"Were you happy with that exile, too?" No, I suffered there, the destiny whipped me there. It didn’t caress me, it whipped me to blood. And later, it sometimes stroked me gently, I excelled in something, achieved something, I worked here and there. But in the exile, the destiny tortured me. I was unhappy. I was happy with everything, but there, I suffered, because I was born in a place where people joined the Germans. They faced consequences of that decision in the form of suffering.”
"When you were lured to the Communist Party, how did it go?" The application was placed on my desk, I didn’t sign it, but returned it. The chairman of the party, such a zealous man, came to me and said if I would not join that party, they threatened me if I would not give up I would be forced to leave the office. I said to him, 'I'm not afraid, I can still make a living, I have a welding helmet here, I can weld.' Then the general director called me to his office and tried to persuade me:” You shall sing the song of the man whose bread you eat.” I didn't want to tell him what we'd been through, that we'd thought we wouldn't join anything [a party]. That my parents joined, and I have faced the consequences, everything was taken away from me and I was forced to start anew. You know, it was not futile.

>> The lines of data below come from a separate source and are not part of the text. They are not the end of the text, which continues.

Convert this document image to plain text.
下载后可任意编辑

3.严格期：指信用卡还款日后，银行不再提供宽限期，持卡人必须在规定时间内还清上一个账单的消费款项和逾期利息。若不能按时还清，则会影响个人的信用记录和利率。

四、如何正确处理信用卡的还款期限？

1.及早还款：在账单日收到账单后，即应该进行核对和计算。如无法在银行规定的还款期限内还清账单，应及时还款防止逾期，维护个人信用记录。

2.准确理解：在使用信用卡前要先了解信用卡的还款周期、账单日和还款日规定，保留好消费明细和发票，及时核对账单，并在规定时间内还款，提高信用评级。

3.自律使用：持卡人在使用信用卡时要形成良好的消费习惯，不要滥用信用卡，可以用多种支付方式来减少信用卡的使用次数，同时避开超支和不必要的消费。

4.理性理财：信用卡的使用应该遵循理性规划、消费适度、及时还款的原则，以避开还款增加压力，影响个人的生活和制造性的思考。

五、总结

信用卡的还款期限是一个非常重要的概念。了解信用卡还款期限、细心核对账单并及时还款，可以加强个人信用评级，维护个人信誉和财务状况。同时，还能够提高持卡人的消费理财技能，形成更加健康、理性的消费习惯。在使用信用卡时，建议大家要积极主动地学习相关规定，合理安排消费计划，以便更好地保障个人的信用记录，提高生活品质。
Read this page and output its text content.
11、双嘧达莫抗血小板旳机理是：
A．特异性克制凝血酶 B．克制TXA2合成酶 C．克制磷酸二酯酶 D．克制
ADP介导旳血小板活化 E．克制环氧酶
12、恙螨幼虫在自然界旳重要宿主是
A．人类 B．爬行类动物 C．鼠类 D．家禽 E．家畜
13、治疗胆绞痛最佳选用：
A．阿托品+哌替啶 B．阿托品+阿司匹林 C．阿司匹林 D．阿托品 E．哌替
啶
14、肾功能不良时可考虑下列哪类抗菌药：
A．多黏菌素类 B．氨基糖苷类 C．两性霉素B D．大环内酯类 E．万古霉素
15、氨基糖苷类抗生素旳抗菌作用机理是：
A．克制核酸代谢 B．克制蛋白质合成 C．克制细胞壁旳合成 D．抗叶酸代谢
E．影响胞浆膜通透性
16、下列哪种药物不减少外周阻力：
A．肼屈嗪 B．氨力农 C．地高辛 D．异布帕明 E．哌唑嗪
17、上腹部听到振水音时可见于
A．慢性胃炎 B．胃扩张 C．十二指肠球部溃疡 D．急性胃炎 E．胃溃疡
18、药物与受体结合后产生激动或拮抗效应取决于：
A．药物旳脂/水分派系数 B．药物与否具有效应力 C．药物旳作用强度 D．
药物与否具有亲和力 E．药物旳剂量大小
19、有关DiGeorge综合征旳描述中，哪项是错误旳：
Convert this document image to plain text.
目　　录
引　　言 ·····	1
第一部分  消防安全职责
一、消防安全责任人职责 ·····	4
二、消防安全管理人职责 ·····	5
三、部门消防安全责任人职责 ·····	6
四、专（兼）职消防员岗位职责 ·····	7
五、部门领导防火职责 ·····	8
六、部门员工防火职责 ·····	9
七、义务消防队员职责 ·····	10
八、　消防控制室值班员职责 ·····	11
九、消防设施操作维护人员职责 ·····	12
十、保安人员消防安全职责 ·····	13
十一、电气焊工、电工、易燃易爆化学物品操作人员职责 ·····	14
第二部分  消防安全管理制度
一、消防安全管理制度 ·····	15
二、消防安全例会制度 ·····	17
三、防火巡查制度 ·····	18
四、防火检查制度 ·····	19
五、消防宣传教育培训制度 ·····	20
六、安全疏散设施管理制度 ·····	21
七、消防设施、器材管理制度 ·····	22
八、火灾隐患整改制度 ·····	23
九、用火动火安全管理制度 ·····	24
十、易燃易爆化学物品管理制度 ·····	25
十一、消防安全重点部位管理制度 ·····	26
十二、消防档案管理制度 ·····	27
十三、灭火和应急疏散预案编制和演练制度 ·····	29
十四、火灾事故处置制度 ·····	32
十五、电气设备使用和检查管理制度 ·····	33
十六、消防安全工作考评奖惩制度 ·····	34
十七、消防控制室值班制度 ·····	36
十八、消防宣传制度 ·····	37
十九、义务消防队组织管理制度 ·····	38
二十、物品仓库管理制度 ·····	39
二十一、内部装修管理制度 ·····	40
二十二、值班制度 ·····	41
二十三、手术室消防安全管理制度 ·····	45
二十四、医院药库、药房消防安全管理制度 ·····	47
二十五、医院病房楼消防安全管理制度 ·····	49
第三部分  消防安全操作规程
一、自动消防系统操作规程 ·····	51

That's how the zealots of the fifties or sixties ... Then I learned that they were counting on me, that I had the good successes, the graduation, that everything was used, the transport improver and various improvements I did. I was also evaluated as the best improver, so they counted on me, the technical deputy, if I joined the party. When I didn't join the party and I refused to do that, they took away my bonuses, I didn't get a promotion. I was tempted to take the trumpet and go earn extra money by playing. And take this as a sideliner. Or then start to design so that I have it the way the others did. The others let themselves be won over; a friend was sitting next to me who joined [the party]. And they all joined, many, all of them… I was the only one, who refused to get persuaded. They all went to the party meeting, I went home. I was singing at the timeclock. “Soldier alone in the field rides home”. Those, who joined, weren’t like that… because they feared for their employment, to be able to maintain their warm spot in the office, avoid manual work. Those in 1968, at the time of the turnaround, were loyal, so they were expelled again. I recall one of the communists telling me I did the right thing by not joining the party, because he was the complications. We were facing such problems there…”
"Do you remember exactly the day you left? How did you find out? Did someone come to tell you that? ”-“Yes. He came to say that we had to move out in order to pick up the most necessary things and to the committee in the village by certain hours, and from there we would go to Austria that they came to tell us. "-" Were they the partisans? " Partisans, or the Czechs from the committee. I don't know who was going around anymore, who was so proactive, that he helped to get around it. What they didn't get around, the guerrillas were probably in charge of leaving. The men were locked up in that school. The men were separated. We, who were allowed to stay in those cottages were only women with children.
We were only allowed to take the most important things and then we were sent to the transports. Do you remember your mother how she packed, what things she took? " I remember, she packed a trolley to carry my sister. She dressed us; I remember wearing more clothes than I needed. She didn’t take any of my toys. She gave me so many clothes to smuggle them believing they would check how many shirts or trousers are we wearing, I had difficulties walking in the transport then. She didn’t know what we’ll be allowed to take with us. So she packed the clothes “onto us” also. And we went. She pulled, pushed. I walked by feet, my sister was sitting, on the trolley, on the most essential things we were allowed to take. She quickly took some food also, I remember.”
Rudolf Kropík was born on February 28, 1937 in Schwarzbach (Tušť) on the border of Vitorazsko. He came from a mixed Czech-German marriage. Father Adolf Kropík applied for “Reich” citizenship during the Protectorate, had to enlist in the Wehrmacht and in 1944 fell on the Russian front. In May 1945, a witness with his mother Augustine and sister Maria was expelled to Brand, Austria, as part of a wild deportation. They spent about two weeks here, then were allowed to return to Schwarzbach, which became Tušt after the war. All property, real estate and personal belongings of the Kropik family were confiscated. Rudolf trained as a carpenter in Tábor and from 1953 he worked in shipyards in Prague. He graduated from a two-year evening school of mechanical engineering. From 1956 to 1958 he completed military service in Kostelec nad Labem. From 1960 he worked in the railway workshops in České Velenice, first as a welder and later as a technologist. In 1964, he completed a three-year distance learning course with a high school leaving examination at the Industrial School of Mechanical Engineering in České Budějovice. He has been designing heating privately since the early 1990s. In 2020, Rudolf Kropík lived in Tušť.